I saw the hugest rose hip fruit ever (in German it’s “Hagebutte”).

This may not mean much to you, but they were everywhere when I was young and as kids we used to split them open and use their insides as itching powder.

There was also some random art.

The road brought us another beach break.

This time with sheep!

Sheep are clouds with faces. It is known. So fluffy!

We camped near a golf course outside of Falkenberg, where we were treated to yet another beautiful sunset over dinner.

Golf courses are open pretty late in Sweden, so we positioned ourselves behind a hill-ish structure and hoped nobody would mind. And no one did! Because Swedes mind their own business.

Falkenberg – Åsa

The next day, the weather tuned on us. So we had our carrots in the rain.

Jana took it better than me.

She even went swimming, while I got us some Earl Grey and thought about methods to dry out my shoes.

That night was another wild camping night and it. was. wet. Everything was wet.

So, uh… Stopping by woods on a rainy afternoon: close to Åsa we set up the tent in the rain, tried to protect everything as well as we could, and then hunkered down. We had dinner in the tent (it’s like picknick, but inside, but outside!) and then did some reading until we fell asleep. Our trusted tent held fast and that is a very good thing. Excellent, well-informed online shopping, Jana.

Just for the record, Jana is the best travel companion ever! I couldn’t do this type of journey with a lot of people. Hanging out in the forest during a rainy night tends to make these things very clear.

The upside of all this (now that I am dry again and long to be back on the road): we needed to “real life” test the tent anyway, because Jana is going to take it on a long trip this year, and although I don’t wish her a lot of rain, this is Europe and we have t be realistic.

Åsa – Kungsbacka

After a night of hard rain, the weather cleared up again. We took a detour via Sweden’s Tudor era castle, Tjolöholm slott, and admired the beautiful building. That is, after a much needed cake and coffee/tea break.

Since we really liked the view, we had lunch there, too.

On the way back, we bought fresh fruit and vegetables at the farm store.
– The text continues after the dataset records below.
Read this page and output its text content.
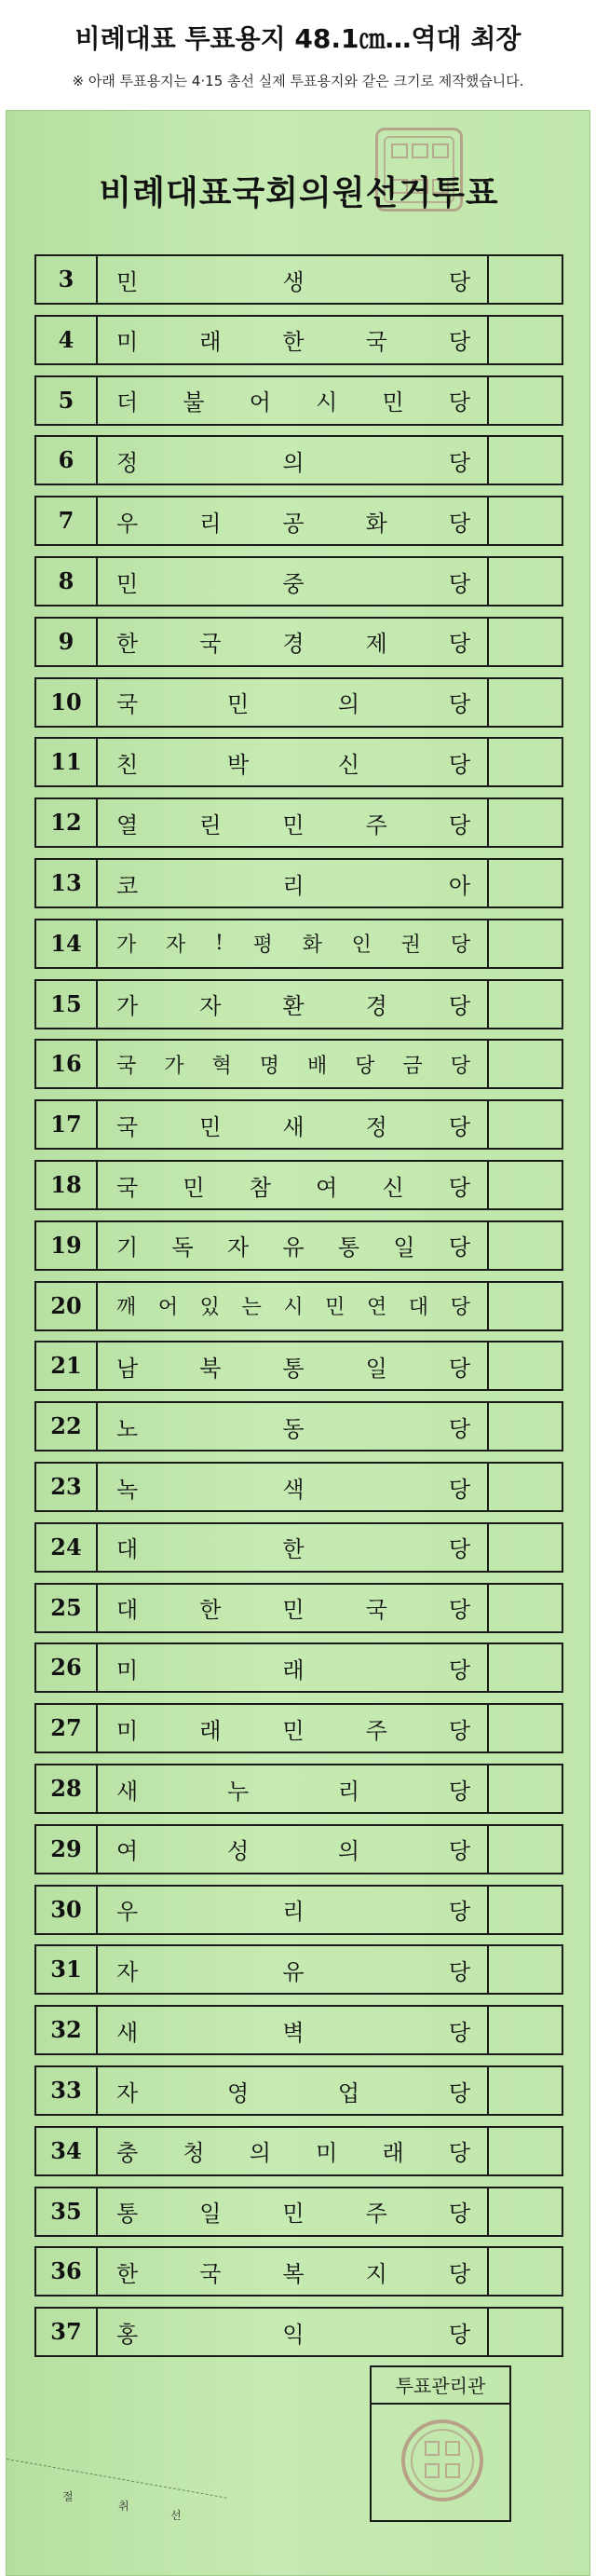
비례대표 투표용지 48.1㎝…역대 최장
※ 아래 투표용지는 4·15 총선 실제 투표용지와 같은 크기로 제작했습니다.
비례대표국회의원선거투표
3	민	생	당
4	미	래	한	국	당
5	더 불 어 시 민 당
6	정	의	당
7	우	리	공	화	당
8	민	중	당
9	한	국	경	제	당
10	국	민	의	당
11	친	박	신	당
12	열	린	민	주	당
13	코	리	아
14	가 자 ! 평 화 인 권 당
15	가	자	환	경	당
16	국 가 혁 명 배 당 금 당
17	국	민	새	정	당
18	국 민 참 여 신 당
19	기 독 자 유 통 일 당
20	깨 어 있 는 시 민 연 대 당
21	남	북	통	일	당
22	노	동	당
23	녹	색	당
24	대	한	당
25	대	한	민	국	당
26	미	래	당
27	미	래	민	주	당
28	새	누	리	당
29	여	성	의	당
30	우	리	당
31	자	유	당
32	새	벽	당
33	자	영	업	당
34	충 청 의 미 래 당
35	통	일	민	주	당
36	한	국	복	지	당
37	홍	익	당
투표관리관
절
취
선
Awesome peaches. Even better strawberries. Life is so good with sunshine.

That night we couchsurfed with two seasoned travellers near Kungsbacka. They gave us the gift of a delicious lasagna dinner, a room to ourselves and, the best of all, a washing machine and dryer to sort out our clammy clothes.

Because they were busy building a house, we missed snapping a picture together. But we will always be grateful for your hospitality, Anne and Simon!

Kungsbacka – Gothenburg

On the last stretch to Gothenburg, we found Särö Västerskog nature reserve and stretched our legs a bit while we walked along the coast and stared into the insanely blue water.
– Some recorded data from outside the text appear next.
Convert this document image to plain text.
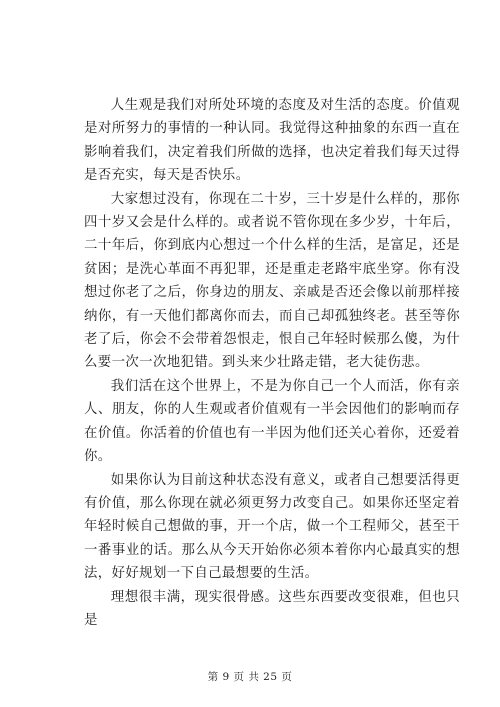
人生观是我们对所处环境的态度及对生活的态度。价值观是对所努力的事情的一种认同。我觉得这种抽象的东西一直在影响着我们，决定着我们所做的选择，也决定着我们每天过得是否充实，每天是否快乐。

大家想过没有，你现在二十岁，三十岁是什么样的，那你四十岁又会是什么样的。或者说不管你现在多少岁，十年后，二十年后，你到底内心想过一个什么样的生活，是富足，还是贫困；是洗心革面不再犯罪，还是重走老路牢底坐穿。你有没想过你老了之后，你身边的朋友、亲戚是否还会像以前那样接纳你，有一天他们都离你而去，而自己却孤独终老。甚至等你老了后，你会不会带着怨恨走，恨自己年轻时候那么傻，为什么要一次一次地犯错。到头来少壮路走错，老大徒伤悲。

我们活在这个世界上，不是为你自己一个人而活，你有亲人、朋友，你的人生观或者价值观有一半会因他们的影响而存在价值。你活着的价值也有一半因为他们还关心着你，还爱着你。

如果你认为目前这种状态没有意义，或者自己想要活得更有价值，那么你现在就必须更努力改变自己。如果你还坚定着年轻时候自己想做的事，开一个店，做一个工程师父，甚至干一番事业的话。那么从今天开始你必须本着你内心最真实的想法，好好规划一下自己最想要的生活。

理想很丰满，现实很骨感。这些东西要改变很难，但也只是

第 9 页 共 25 页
The countryside turned more urban again as we came into Gothenburg, where the Kattegattleden ends. We made it this far!!!

Here we stayed with Lasse, radio host and insanely trusting person. He just handed us his keys and said the apartment was ours for the next two days. We still managed to have dinner together and talk life and travels.
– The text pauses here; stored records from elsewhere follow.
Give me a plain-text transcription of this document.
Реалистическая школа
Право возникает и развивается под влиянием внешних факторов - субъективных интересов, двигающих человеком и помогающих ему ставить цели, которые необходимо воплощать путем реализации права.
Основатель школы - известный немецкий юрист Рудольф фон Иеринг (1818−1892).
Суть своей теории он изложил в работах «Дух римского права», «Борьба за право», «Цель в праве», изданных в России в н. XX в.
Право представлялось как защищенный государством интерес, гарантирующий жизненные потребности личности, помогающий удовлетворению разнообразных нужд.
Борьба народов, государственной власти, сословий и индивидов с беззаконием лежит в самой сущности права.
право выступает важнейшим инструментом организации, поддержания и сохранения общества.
Gothenburg harbour looked very industrial, but the city was nice.

This is Haga, the old quarter.

And the obligatory and very delicious “Kanelbulle”.

We also took ourselves to the comic book store, which turned out to be a true scifi and fantasy heaven. I think we spent several hours browsing. My memory isn’t very clear on this, because it felt like being sucked into a parallel universe. Bye world, hellooooo books!

It is a truth universally acknowledged:

 

We managed to buy some maps for the road ahead and, most importantly, we gave our sore backsides a much needed break day.

I also got to catch up with my friend Annika from Germany, who now lives and works in Gothenburg. It’s a shame we couldn’t stay longer, but we estimated the stretch to Oslo would be a tougher one with more altitude difference and we wanted to make it on time.